Question

An open lift is moving upwards with velocity \[10\text{ }m/s\]. It has an upward acceleration of \[2m/{{s}^{2}}\]. A ball is projected upwards with upwards with velocity \[20\text{ }m/s\] relative to the ground. Find the time when the ball again meets the lift.
A. \[\dfrac{5}{3}s\]
B. \[\dfrac{4}{3}s\]
C. \[\dfrac{3}{4}s\]
D. \[\dfrac{1}{4}s\]

Answer 1

Hint: First find the relative velocity of the ball with respect to the lift by subtracting the lift’s velocity from the ball’s velocity when going upwards.
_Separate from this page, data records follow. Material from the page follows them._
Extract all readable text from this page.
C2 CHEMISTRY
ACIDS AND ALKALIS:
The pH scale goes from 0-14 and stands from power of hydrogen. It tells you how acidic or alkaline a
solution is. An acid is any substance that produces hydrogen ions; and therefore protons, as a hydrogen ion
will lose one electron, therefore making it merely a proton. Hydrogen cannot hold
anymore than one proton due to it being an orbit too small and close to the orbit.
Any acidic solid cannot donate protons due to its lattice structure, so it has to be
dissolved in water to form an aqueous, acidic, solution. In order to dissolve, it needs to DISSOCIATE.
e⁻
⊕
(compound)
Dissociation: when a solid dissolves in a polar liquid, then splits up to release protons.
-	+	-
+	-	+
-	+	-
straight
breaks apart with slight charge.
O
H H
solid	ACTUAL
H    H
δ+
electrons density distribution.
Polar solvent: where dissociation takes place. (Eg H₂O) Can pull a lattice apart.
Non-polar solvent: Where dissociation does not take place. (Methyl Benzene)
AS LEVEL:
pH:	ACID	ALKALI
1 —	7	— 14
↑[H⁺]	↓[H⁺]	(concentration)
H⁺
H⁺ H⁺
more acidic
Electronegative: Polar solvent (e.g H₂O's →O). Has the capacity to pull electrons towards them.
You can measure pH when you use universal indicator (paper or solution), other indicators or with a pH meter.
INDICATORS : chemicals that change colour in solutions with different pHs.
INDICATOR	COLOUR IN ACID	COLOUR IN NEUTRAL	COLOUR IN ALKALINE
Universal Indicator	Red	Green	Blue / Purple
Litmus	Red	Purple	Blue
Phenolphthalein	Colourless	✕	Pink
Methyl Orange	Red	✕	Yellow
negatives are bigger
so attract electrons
After finding the velocity, find the relative acceleration for the acceleration as well and then use the formula of distance with respect to velocity, acceleration and time to find the time taken for the ball to meet the lift after takeoff.
The formula for the distance is:
\[S=ut+\dfrac{1}{2}a{{t}^{2}}\]
where S is the distance the ball is going upwards with respect to the lift, a is the relative acceleration, u is the relative velocity and t is the time taken for the ball to meet the lift again.

Complete step by step answer:
The time taken when the ball again meets the lift is \[t\].
The speed with which the lift moves upward is \[10\text{ }m/\operatorname{s}\].
The speed with which the ball is projected upwards from the ground is \[20\text{ }m/\operatorname{s}\].
The acceleration of the ball moving upward in the lift is given as \[2\text{ }m/{{s}^{2}}\].
According to the velocities of the ball and the lift given the relative velocity of the ball is the velocity of the lift subtracted from the velocity of the ball i.e. \[20-10=10\text{ }m/\operatorname{s}\].
Now using the kinematic law of one dimension, we place the value of velocity and acceleration in the formula of displacement as:
\[S=ut+\dfrac{1}{2}a{{t}^{2}}\]
With the formula placed we can now sense that both the lift and the ball are moving upward with uniform motion the displacement is taken as zero for the ball.
Placing the displacement as zero, we get the time in terms of velocity and acceleration as:
\[0=ut+\dfrac{1}{2}a{{t}^{2}}\]
\[\Rightarrow -ut=\dfrac{1}{2}a{{t}^{2}}\]
\[\Rightarrow t=\dfrac{-2u}{a}\]
Placing the relative velocity of the ball with respect to that of the lift as \[u=10\text{ }m/s\] and \[a=12\text{ }m/s\]. The acceleration is \[a=12\text{ }m/s\] as both the acceleration are applied in opposite direction that the acceleration due to gravity is downwards while the acceleration of the ball is upwards hence, the relative acceleration is \[10\text{ }m/{{s}^{2}}+2\text{ }m/{{s}^{2}}=12\text{ }m/{{s}^{2}}\].
\[t=\dfrac{-2u}{a}\]
\[\Rightarrow t=\dfrac{-2\times 10}{12}\]
\[\Rightarrow t=\dfrac{5}{3}\sec \] (the time can never be taken as negative)
Therefore, the time when the ball again meets the lift is \[t=\dfrac{5}{3}\sec \].

Note:
In relative velocity or acceleration, when the bodies are going in opposite direction the values tend to add up while going in same direction the values subtract each other therefore, the acceleration adds up as the acceleration of the ball is upwards while the gravity is downwards and the velocity of the ball is upwards while that of the lift is also upwards hence, subtracting both of them.